Para ele, o PT precisa "refletir" sobre o que Marta disse em
entrevista publicada no domingo, 11, pelo jornal O Estado de S. Paulo. "Ou
o PT muda, ou acaba", disse a senadora, ex-ministra dos governos Luiz
Inácio Lula da Silva e Dilma Rousseff e ex-prefeita de São Paulo.
Suplicy concorda que algo precisa ser feito, mas prefere um caminho
diferente da ex-mulher, que está de saída do partido. "Muita gente já me
sugeriu deixar o PT. Mas eu continuo acreditando nos propósitos do estatuto. Eu
me sinto responsável por tentar prevenir e corrigir os erros do partido e
dentro do partido do qual fui fundador e sou senador até agora."

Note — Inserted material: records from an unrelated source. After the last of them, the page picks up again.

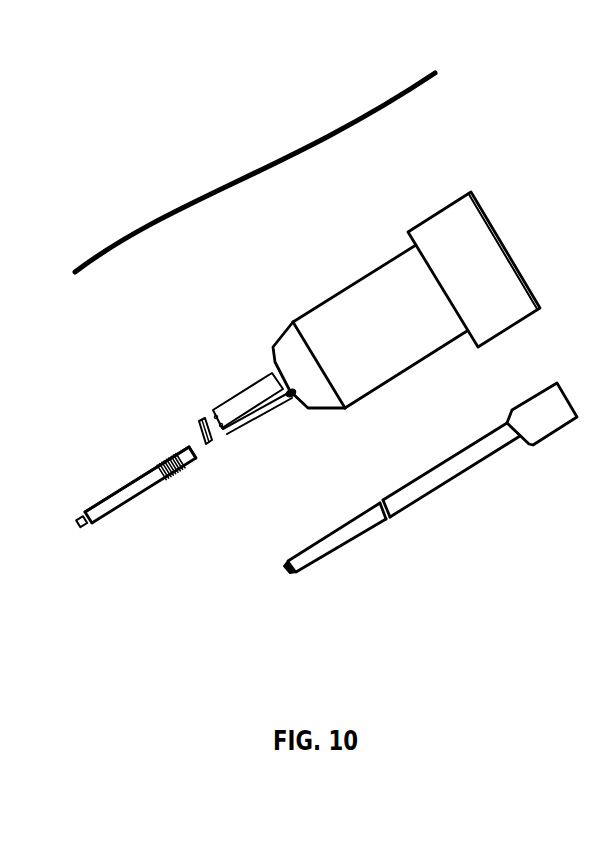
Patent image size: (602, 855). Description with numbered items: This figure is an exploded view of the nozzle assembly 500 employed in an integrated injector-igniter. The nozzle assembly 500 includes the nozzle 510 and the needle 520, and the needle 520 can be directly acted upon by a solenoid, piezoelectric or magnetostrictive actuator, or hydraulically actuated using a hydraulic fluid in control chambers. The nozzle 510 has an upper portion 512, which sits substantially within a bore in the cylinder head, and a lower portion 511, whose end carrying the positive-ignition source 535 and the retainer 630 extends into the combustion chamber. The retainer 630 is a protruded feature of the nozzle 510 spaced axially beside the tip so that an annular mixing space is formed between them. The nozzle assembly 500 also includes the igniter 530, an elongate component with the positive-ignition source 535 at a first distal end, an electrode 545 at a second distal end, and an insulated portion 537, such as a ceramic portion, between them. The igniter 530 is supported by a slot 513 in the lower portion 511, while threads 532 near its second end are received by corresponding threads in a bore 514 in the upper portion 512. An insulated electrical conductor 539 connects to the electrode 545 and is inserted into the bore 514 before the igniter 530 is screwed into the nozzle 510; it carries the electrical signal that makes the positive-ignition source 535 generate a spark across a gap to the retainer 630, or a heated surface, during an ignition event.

The nozzle assembly 500 is at (118, 158).
The insulated electrical conductor 539 is at (222, 201).
The nozzle 510 is at (328, 298).
The upper portion 512 is at (376, 268).
The lower portion 511 is at (240, 394).
The retainer 630 is at (200, 418).
The slot 513 is at (274, 406).
The bore 514 is at (293, 402).
The igniter 530 is at (132, 507).
The insulated portion 537 is at (117, 492).
The positive-ignition source 535 is at (78, 528).
The electrode 545 is at (193, 461).
The threads 532 is at (173, 476).
The needle 520 is at (437, 489).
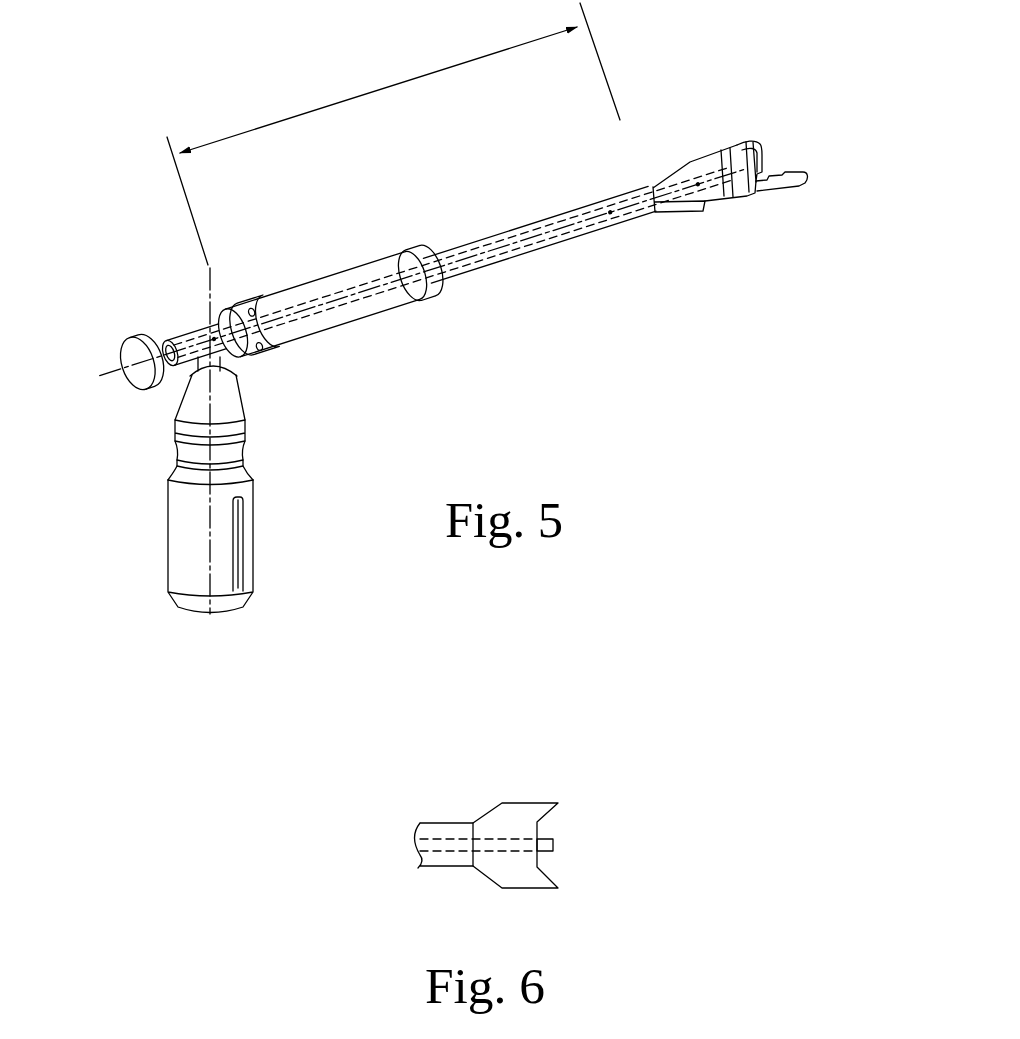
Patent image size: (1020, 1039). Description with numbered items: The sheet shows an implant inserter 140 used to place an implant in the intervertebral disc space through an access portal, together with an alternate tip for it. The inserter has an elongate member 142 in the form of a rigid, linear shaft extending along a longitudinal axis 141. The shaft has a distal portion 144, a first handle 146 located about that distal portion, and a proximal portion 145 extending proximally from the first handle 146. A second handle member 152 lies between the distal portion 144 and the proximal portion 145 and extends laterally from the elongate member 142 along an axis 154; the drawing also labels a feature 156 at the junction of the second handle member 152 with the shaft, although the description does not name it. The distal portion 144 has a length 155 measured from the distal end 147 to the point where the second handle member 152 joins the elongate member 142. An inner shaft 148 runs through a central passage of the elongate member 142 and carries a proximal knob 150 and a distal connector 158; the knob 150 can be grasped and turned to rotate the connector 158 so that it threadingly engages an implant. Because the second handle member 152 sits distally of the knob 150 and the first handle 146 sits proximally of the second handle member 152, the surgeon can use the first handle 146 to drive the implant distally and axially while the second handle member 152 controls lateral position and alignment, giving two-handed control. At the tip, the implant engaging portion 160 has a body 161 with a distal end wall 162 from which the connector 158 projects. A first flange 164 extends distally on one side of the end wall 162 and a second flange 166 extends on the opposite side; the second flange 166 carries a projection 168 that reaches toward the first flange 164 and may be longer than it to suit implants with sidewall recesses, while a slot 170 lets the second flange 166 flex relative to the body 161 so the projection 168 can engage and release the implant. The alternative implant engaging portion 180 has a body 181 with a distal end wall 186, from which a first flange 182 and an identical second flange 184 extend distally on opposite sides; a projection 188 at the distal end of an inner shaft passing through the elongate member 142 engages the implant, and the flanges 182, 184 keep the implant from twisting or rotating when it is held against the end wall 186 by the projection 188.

In FIG. 5, the implant inserter 140 is at (382, 190).
In FIG. 5, the longitudinal axis 141 is at (507, 242).
In FIG. 5, the elongate member 142 is at (452, 283).
In FIG. 6, the elongate member 142 is at (429, 819).
In FIG. 5, the distal portion 144 is at (573, 240).
In FIG. 5, the proximal portion 145 is at (181, 330).
In FIG. 5, the first handle 146 is at (333, 330).
In FIG. 5, the distal end 147 is at (660, 185).
In FIG. 5, the inner shaft 148 is at (352, 290).
In FIG. 5, the proximal knob 150 is at (130, 374).
In FIG. 5, the second handle member 152 is at (253, 498).
In FIG. 5, the axis 154 is at (210, 513).
In FIG. 5, the length 155 is at (393, 134).
In FIG. 5, the handle neck connector 156 is at (228, 357).
In FIG. 5, the distal connector 158 is at (760, 165).
In FIG. 5, the implant engaging portion 160 is at (735, 204).
In FIG. 5, the body 161 is at (703, 162).
In FIG. 5, the distal end wall 162 is at (762, 152).
In FIG. 5, the first flange 164 is at (755, 143).
In FIG. 5, the second flange 166 is at (801, 175).
In FIG. 5, the projection 168 is at (777, 177).
In FIG. 5, the slot 170 is at (754, 186).
In FIG. 6, the implant engaging portion 180 is at (592, 739).
In FIG. 6, the body 181 is at (514, 818).
In FIG. 6, the first flange 182 is at (560, 803).
In FIG. 6, the second flange 184 is at (562, 888).
In FIG. 6, the distal end wall 186 is at (560, 822).
In FIG. 6, the projection 188 is at (554, 846).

"Acho importante que todos nós do PT façamos uma reflexão de
profundidade a respeito (das declarações de Marta). Fato é que todos nós temos
sofrido e nos preocupado com as inúmeras notícias relativas a acontecimentos
com membros do PT, ou da própria administração, a exemplo do que ela citou
sobre a Petrobras. E com respeito a todos os episódios, inclusive o que
caracterizaram o julgamento da ação penal 470, o mensalão. A soma desses
problemas obviamente requer uma atitude de nossa parte que é a de procurar
prevenir e corrigir os erros. Eu tenho procurado agir nesse sentido", diz
o senador.
Para Suplicy, a presidente Dilma Rousseff vem tomado "as medidas
necessárias" para a apuração e responsabilização dos que praticaram essas
irregularidades e a devida providência junto ao Ministério Público e à Justiça.
Segundo ele, Marta poderia contribuir para a transformação do partido "na
direção de tudo aquilo que nós representamos ao longo da história."